The early years of my life were filled with many questions and self-doubt. I was known in school as “HIV Girl.” I used to eat my lunch alone in the bathroom. I continued to feel alone until I met the great people involved with the Elizabeth Glaser Pediatric AIDS Foundation.
The Foundation funds incredible research, advocacy, and on-the-ground programs, working to help children and families with HIV and ensure that no more babies are born with the virus. But the Foundation’s work has affected me beyond those programs.

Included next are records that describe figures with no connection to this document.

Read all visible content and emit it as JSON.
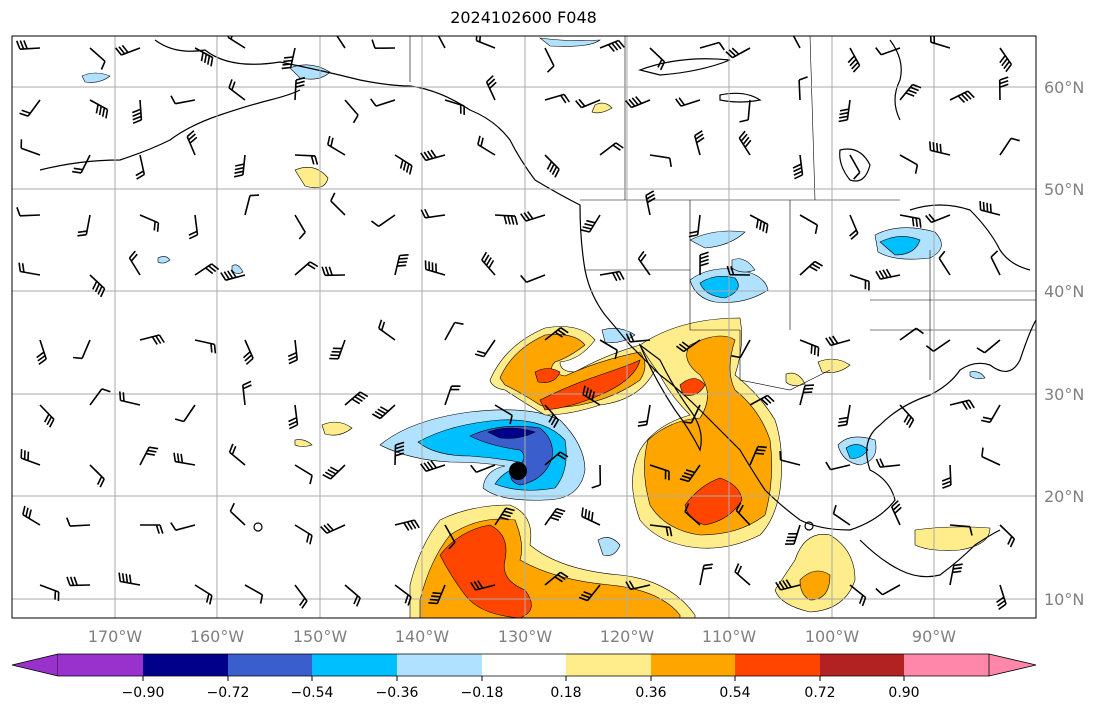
{
  "title": "2024102600 F048",
  "lon_labels": [
    "170°W",
    "160°W",
    "150°W",
    "140°W",
    "130°W",
    "120°W",
    "110°W",
    "100°W",
    "90°W"
  ],
  "lat_labels": [
    "60°N",
    "50°N",
    "40°N",
    "30°N",
    "20°N",
    "10°N"
  ],
  "colorbar": {
    "colors": [
      "#9932cc",
      "#00008b",
      "#3a5fcd",
      "#00bfff",
      "#b0e2ff",
      "#ffffff",
      "#ffec8b",
      "#ffa500",
      "#ff4500",
      "#b22222",
      "#ff88aa"
    ],
    "tick_labels": [
      "−0.90",
      "−0.72",
      "−0.54",
      "−0.36",
      "−0.18",
      "0.18",
      "0.36",
      "0.54",
      "0.72",
      "0.90"
    ]
  },
  "map_colors": {
    "land_line": "#000000",
    "grid": "#aaaaaa",
    "frame": "#000000"
  }
}
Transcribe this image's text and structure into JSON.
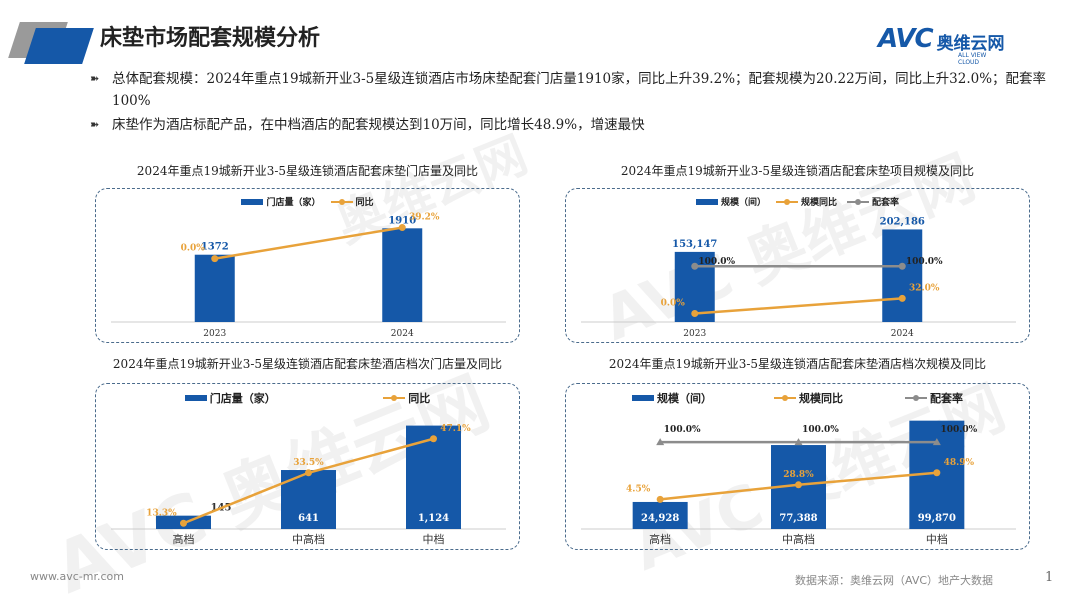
{
  "header": {
    "title": "床垫市场配套规模分析",
    "logo_avc": "AVC",
    "logo_cn": "奥维云网",
    "logo_en": "ALL VIEW CLOUD"
  },
  "watermark": "AVC 奥维云网",
  "bullets": [
    {
      "icon": "double-arrow-icon",
      "glyph": "➽",
      "text": "总体配套规模：2024年重点19城新开业3-5星级连锁酒店市场床垫配套门店量1910家，同比上升39.2%；配套规模为20.22万间，同比上升32.0%；配套率100%"
    },
    {
      "icon": "double-arrow-icon",
      "glyph": "➽",
      "text": "床垫作为酒店标配产品，在中档酒店的配套规模达到10万间，同比增长48.9%，增速最快"
    }
  ],
  "colors": {
    "bar": "#1558a8",
    "yoy": "#e8a23a",
    "rate": "#8c8c8c"
  },
  "chart_data": [
    {
      "type": "bar+line",
      "title": "2024年重点19城新开业3-5星级连锁酒店配套床垫门店量及同比",
      "categories": [
        "2023",
        "2024"
      ],
      "bars": {
        "name": "门店量（家）",
        "values": [
          1372,
          1910
        ],
        "labels": [
          "1372",
          "1910"
        ],
        "ylim": [
          0,
          2100
        ]
      },
      "lines": [
        {
          "name": "同比",
          "key": "yoy",
          "values": [
            0,
            39.2
          ],
          "labels": [
            "0.0%",
            "39.2%"
          ],
          "ylim": [
            -80,
            50
          ]
        }
      ]
    },
    {
      "type": "bar+line",
      "title": "2024年重点19城新开业3-5星级连锁酒店配套床垫项目规模及同比",
      "categories": [
        "2023",
        "2024"
      ],
      "bars": {
        "name": "规模（间）",
        "values": [
          153147,
          202186
        ],
        "labels": [
          "153,147",
          "202,186"
        ],
        "ylim": [
          0,
          225000
        ]
      },
      "lines": [
        {
          "name": "规模同比",
          "key": "yoy",
          "values": [
            0,
            32.0
          ],
          "labels": [
            "0.0%",
            "32.0%"
          ],
          "ylim": [
            -18,
            200
          ]
        },
        {
          "name": "配套率",
          "key": "rate",
          "values": [
            100,
            100
          ],
          "labels": [
            "100.0%",
            "100.0%"
          ],
          "ylim": [
            -18,
            200
          ]
        }
      ]
    },
    {
      "type": "bar+line",
      "title": "2024年重点19城新开业3-5星级连锁酒店配套床垫酒店档次门店量及同比",
      "categories": [
        "高档",
        "中高档",
        "中档"
      ],
      "bars": {
        "name": "门店量（家）",
        "values": [
          145,
          641,
          1124
        ],
        "labels": [
          "145",
          "641",
          "1,124"
        ],
        "ylim": [
          0,
          1250
        ]
      },
      "lines": [
        {
          "name": "同比",
          "key": "yoy",
          "values": [
            13.3,
            33.5,
            47.1
          ],
          "labels": [
            "13.3%",
            "33.5%",
            "47.1%"
          ],
          "ylim": [
            11,
            57
          ]
        }
      ]
    },
    {
      "type": "bar+line",
      "title": "2024年重点19城新开业3-5星级连锁酒店配套床垫酒店档次规模及同比",
      "categories": [
        "高档",
        "中高档",
        "中档"
      ],
      "bars": {
        "name": "规模（间）",
        "values": [
          24928,
          77388,
          99870
        ],
        "labels": [
          "24,928",
          "77,388",
          "99,870"
        ],
        "ylim": [
          0,
          106000
        ]
      },
      "lines": [
        {
          "name": "规模同比",
          "key": "yoy",
          "values": [
            4.5,
            28.8,
            48.9
          ],
          "labels": [
            "4.5%",
            "28.8%",
            "48.9%"
          ],
          "ylim": [
            -45,
            147
          ]
        },
        {
          "name": "配套率",
          "key": "rate",
          "values": [
            100,
            100,
            100
          ],
          "labels": [
            "100.0%",
            "100.0%",
            "100.0%"
          ],
          "ylim": [
            -45,
            147
          ]
        }
      ]
    }
  ],
  "footer": {
    "url": "www.avc-mr.com",
    "source": "数据来源：奥维云网（AVC）地产大数据",
    "page": "1"
  }
}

When I connected with the Foundation, I discovered that for the first time in my life, I was not alone. For the first time, I realized that there was someone who cared. I met my first real friend through the Foundation — her name was Tanya and she had HIV too. When I found Tanya, I finally felt understood and I finally had someone I could hold onto. Elizabeth Glaser paved the way for me — thanks to everything she did for children with HIV, I have a normal life today.
The Foundation taught me that it’s okay to be me, and that no matter what, I don’t have to go through things alone anymore. I know now that there is so much worth believing in. I can walk through life knowing that what I have DOES NOT define WHO I AM. Today I choose to live. Today I choose to fight. Today I choose to be happy. And I choose to walk in gratitude. I owe it not only to myself, but to people like Elizabeth Glaser who died helping me and others like me.